Abstract
The Epstein-Barr virus (EBV)-encoded leader protein, EBNA-LP, strongly activates the EBNA2-mediated transcriptional activation of cellular and viral genes and is therefore important for EBV-induced B-cell transformation. However, a truncated form of EBNA-LP is produced in cells infected with variant EBV strains lacking EBNA2 due to a genetic deletion. The function of this truncated form is unknown. We show here that some Burkitt's lymphoma cells harboring defective EBV strains are specifically resistant to the caspase-dependent apoptosis induced by verotoxin 1 (VT-1) or staurosporine. These cells produced low-molecular-weight Y1Y2-truncated isoforms of EBNA-LP, which were partly localized in the cytoplasm. The transfection of sensitive cells with constructs encoding truncated EBNA-LP isoforms, but not full-length EBNA-LP, induced resistance to caspase-mediated apoptosis. Furthermore, VT-1 induced protein phosphatase 2A (PP2A) activation in sensitive cells but not in resistant cells, in which the truncated EBNA-LP interacted with this protein. Thus, the resistance to apoptosis observed in cells harboring defective EBV strains most probably results from the inactivation of PP2A via interactions with low-molecular-weight Y1Y2-truncated EBNA-LP isoforms.
Overview
- The study investigates the role of the Epstein-Barr virus (EBV)-encoded leader protein, EBNA-LP, in B-cell transformation and apoptosis. The study compares the function of full-length EBNA-LP and truncated forms produced in cells infected with variant EBV strains lacking EBNA2. The study aims to understand the mechanism of resistance to caspase-dependent apoptosis in Burkitt's lymphoma cells harboring defective EBV strains and identify potential therapeutic targets for the treatment of these cancers.

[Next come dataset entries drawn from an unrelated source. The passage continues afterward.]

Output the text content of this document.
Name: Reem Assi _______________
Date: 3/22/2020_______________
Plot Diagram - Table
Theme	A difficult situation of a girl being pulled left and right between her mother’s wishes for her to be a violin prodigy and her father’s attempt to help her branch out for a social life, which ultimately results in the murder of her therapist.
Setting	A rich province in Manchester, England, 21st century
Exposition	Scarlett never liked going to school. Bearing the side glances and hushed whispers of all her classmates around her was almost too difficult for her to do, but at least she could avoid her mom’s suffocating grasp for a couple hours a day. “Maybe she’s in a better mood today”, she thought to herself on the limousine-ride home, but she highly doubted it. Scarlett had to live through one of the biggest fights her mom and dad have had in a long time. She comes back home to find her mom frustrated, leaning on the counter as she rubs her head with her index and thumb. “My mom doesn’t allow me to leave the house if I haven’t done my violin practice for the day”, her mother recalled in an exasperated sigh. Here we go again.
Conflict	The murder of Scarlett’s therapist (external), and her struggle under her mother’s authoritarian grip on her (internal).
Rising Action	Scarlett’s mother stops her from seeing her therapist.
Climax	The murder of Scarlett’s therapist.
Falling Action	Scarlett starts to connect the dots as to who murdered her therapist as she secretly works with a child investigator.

Comparative Analysis & Findings
- The study found that some Burkitt's lymphoma cells harboring defective EBV strains are specifically resistant to caspase-dependent apoptosis induced by verotoxin 1 (VT-1) or staurosporine. The cells produced low-molecular-weight Y1Y2-truncated isoforms of EBNA-LP, which were partly localized in the cytoplasm. The transfection of sensitive cells with constructs encoding truncated EBNA-LP isoforms, but not full-length EBNA-LP, induced resistance to caspase-mediated apoptosis. Furthermore, VT-1 induced protein phosphatase 2A (PP2A) activation in sensitive cells but not in resistant cells, in which the truncated EBNA-LP interacted with this protein. These findings suggest that the resistance to apoptosis observed in cells harboring defective EBV strains most probably results from the inactivation of PP2A via interactions with low-molecular-weight Y1Y2-truncated EBNA-LP isoforms.
Implications and Future Directions
- The study's findings have significant implications for the treatment of Burkitt's lymphoma and other EBV-associated cancers. The study identifies a potential therapeutic target for the treatment of these cancers by targeting the inactivation of PP2A via interactions with low-molecular-weight Y1Y2-truncated EBNA-LP isoforms. The study also highlights the importance of understanding the mechanism of resistance to apoptosis in EBV-associated cancers for the development of effective treatments. Future research should focus on identifying other potential therapeutic targets and developing novel approaches to target the inactivation of PP2A in EBV-associated cancers.